Return to normal routine
Bathing and showering
The wounds should be kept clean and dry until the wound has sealed. Showering is fine and the waterproof dressings can be changed afterwards. Bathing is best avoided until the wounds are sealed, typically 10 days after surgery.
In summary, whilst the wounds are wet - keep them dry and when the wounds are dry, you can get them wet!
Surgery is followed by a prolonged course of physiotherapy. This requires a commitment to undertake this rehabilitation in order to achieve the best possible result (at least half an hour per day for 6 months). It is vitally important to stay within the post-operative activity restrictions an physiotherapy guidelines to avoid damaging stretching your reconstructed ligament.
Return to work
The timing of your return to work depends on the type of work and your access, however, the following is a general guide:
- Desk work: as soon as pain allows and you can travel easily to and from work (2 weeks)
- Light duties: if the job allows partial use of crutches or limited walking (2-5 weeks). If the job involves standing for prolonged walking, bending, lifting, stairs but no squatting (7-8 weeks)
- Heavy duties: full squatting, heavy lifting, digging, in and out of heavy machinery, ladder work etc (3-4 months)
When you can walk without crutches or a limp and be in control of your vehicle (about 4-6 weeks).
This procedure is safe and effective in preventing further pain in more than 90% of patients. It is a reliable operation, however, there is a small risk of problems or complications with any surgery.
These risks include:
- Infection can occur with any operation. Special precautions are taken during surgery to diminish this risk, however, the risk still exists but there is <1% chance of developing a serious infection.

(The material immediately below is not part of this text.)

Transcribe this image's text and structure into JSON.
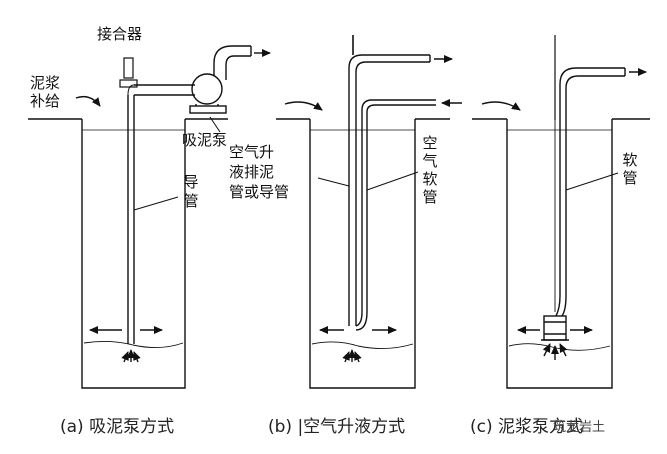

- Injury to blood vessels or nerves. Major injuries to these structures are extremely rare, although it is not uncommon to develop some reduced sensation around the shin wound, this rarely causes a problem
- Deep vein thrombosis / pulmonary embolus (DVT / PE) (blood clots) can also occur as with all operations (<0.2%).
- Stiffness of the knee joint after surgery can occur. It is normal for patients to take six to twelve weeks to regain a full range of movement of the knee. Occasionally it can take longer but it is rare for patients not regain full range of movement in the long term.
- Re-current dislocation can still occur but the risk of this is probably less than 10%
All these risks are uncommon and in total, the chance of being worse off in the long term is about or less than 1%.